In two studies by Kundu et al. [34] and Boora et al. [24] on marginal bone changes around implants associated with L-PRF placement, marginal bone loss around implants was not affected by L-PRF [24, 34]. Moreover, the study by Kundu et al. [34] concluded that implant stability was positively impacted by PRP only at baseline and that there was no significant difference between the two groups in subsequent analyses. In this regard, a systematic review revealed that in the short term, platelet concentrates could considerably increase implant stability and lessen marginal bone loss [64].

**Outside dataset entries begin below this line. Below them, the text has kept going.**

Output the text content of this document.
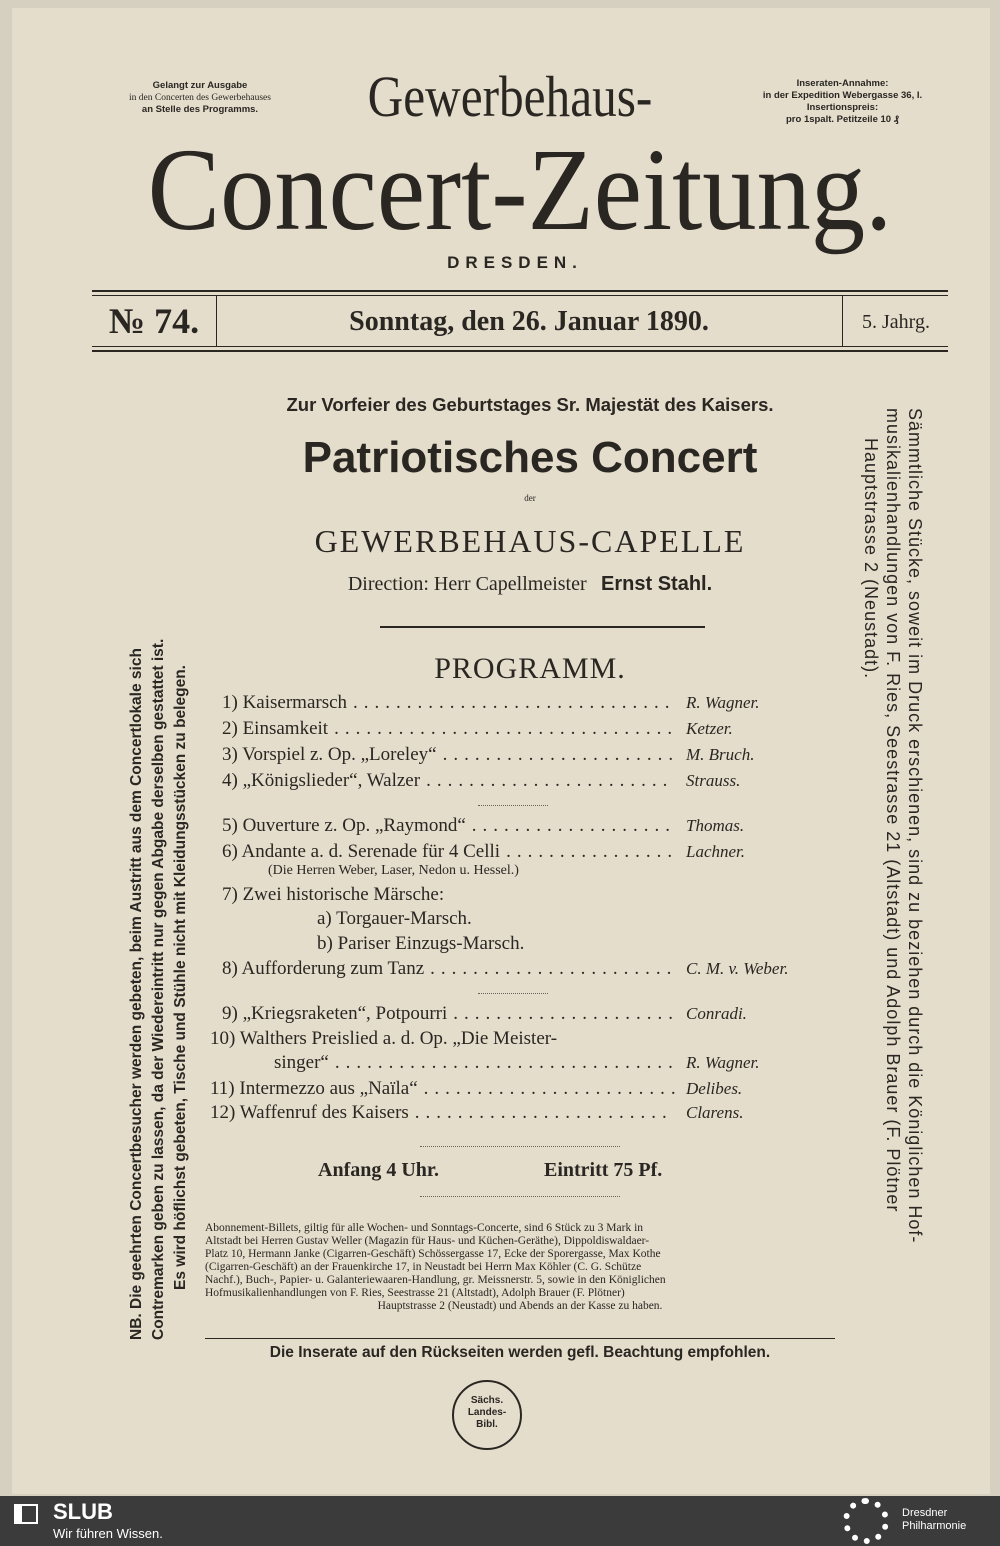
Gelangt zur Ausgabe
in den Concerten des Gewerbehauses
an Stelle des Programms.
Inseraten-Annahme:
in der Expedition Webergasse 36, I.
Insertionspreis:
pro 1spalt. Petitzeile 10 ₰
Gewerbehaus-
Concert-Zeitung.
DRESDEN.
№ 74.	Sonntag, den 26. Januar 1890.	5. Jahrg.
Zur Vorfeier des Geburtstages Sr. Majestät des Kaisers.
Patriotisches Concert
der
GEWERBEHAUS-CAPELLE
Direction: Herr Capellmeister Ernst Stahl.
PROGRAMM.
1) Kaisermarsch .............................. R. Wagner.
2) Einsamkeit ................................ Ketzer.
3) Vorspiel z. Op. „Loreley“ ...................... M. Bruch.
4) „Königslieder“, Walzer ....................... Strauss.
5) Ouverture z. Op. „Raymond“ ................... Thomas.
6) Andante a. d. Serenade für 4 Celli ................ Lachner.
7) Zwei historische Märsche:
a) Torgauer-Marsch.
b) Pariser Einzugs-Marsch.
8) Aufforderung zum Tanz ....................... C. M. v. Weber.
9) „Kriegsraketen“, Potpourri ..................... Conradi.
10) Walthers Preislied a. d. Op. „Die Meister-
singer“ ................................ R. Wagner.
11) Intermezzo aus „Naïla“ ........................ Delibes.
12) Waffenruf des Kaisers ........................ Clarens.
(Die Herren Weber, Laser, Nedon u. Hessel.)
Anfang 4 Uhr.	Eintritt 75 Pf.
Abonnement-Billets, giltig für alle Wochen- und Sonntags-Concerte, sind 6 Stück zu 3 Mark in
Altstadt bei Herren Gustav Weller (Magazin für Haus- und Küchen-Geräthe), Dippoldiswaldaer-
Platz 10, Hermann Janke (Cigarren-Geschäft) Schössergasse 17, Ecke der Sporergasse, Max Kothe
(Cigarren-Geschäft) an der Frauenkirche 17, in Neustadt bei Herrn Max Köhler (C. G. Schütze
Nachf.), Buch-, Papier- u. Galanteriewaaren-Handlung, gr. Meissnerstr. 5, sowie in den Königlichen
Hofmusikalienhandlungen von F. Ries, Seestrasse 21 (Altstadt), Adolph Brauer (F. Plötner)
Hauptstrasse 2 (Neustadt) und Abends an der Kasse zu haben.
Die Inserate auf den Rückseiten werden gefl. Beachtung empfohlen.
NB. Die geehrten Concertbesucher werden gebeten, beim Austritt aus dem Concertlokale sich Contremarken geben zu lassen, da der Wiedereintritt nur gegen Abgabe derselben gestattet ist. Es wird höflichst gebeten, Tische und Stühle nicht mit Kleidungsstücken zu belegen.	Sämmtliche Stücke, soweit im Druck erschienen, sind zu beziehen durch die Königlichen Hof-
musikalienhandlungen von F. Ries, Seestrasse 21 (Altstadt) und Adolph Brauer (F. Plötner
Hauptstrasse 2 (Neustadt).
Sächs.
Landes-
Bibl.
SLUB
Wir führen Wissen.
Dresdner
Philharmonie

Overall, the regional acceleratory phenomenon during drilling and implantation seems sufficient to initiate osteogenesis and induce the growth and differentiation of bone stem cells around implants. Within the limitations of this study, the addition of L-PRF by increasing the dose of growth factors cannot further stimulate osteoprogenitor cells to improve and accelerate ossification. There is probably a physiological range for the induction of cell growth and differentiation by growth and inflammatory factors, which is not limitless or dose-dependent. Therefore, despite all its benefits, L-PRF might not have any additive effects on bone repair around implants. However, large-scale studies with prolonged follow-up periods are still needed to draw firm conclusions.

Conclusions

In light of the present study's shortcomings, it could be stated that compared to the control group, applying L-PRF did not improve the RFA outcomes in the posterior maxilla three months after implant insertion. Changes in the ISQ values over time were similar in the two groups, and the interaction was not affected by using L-PRF. Besides, the rate of marginal bone loss around the implant was not significantly affected by L-PRF.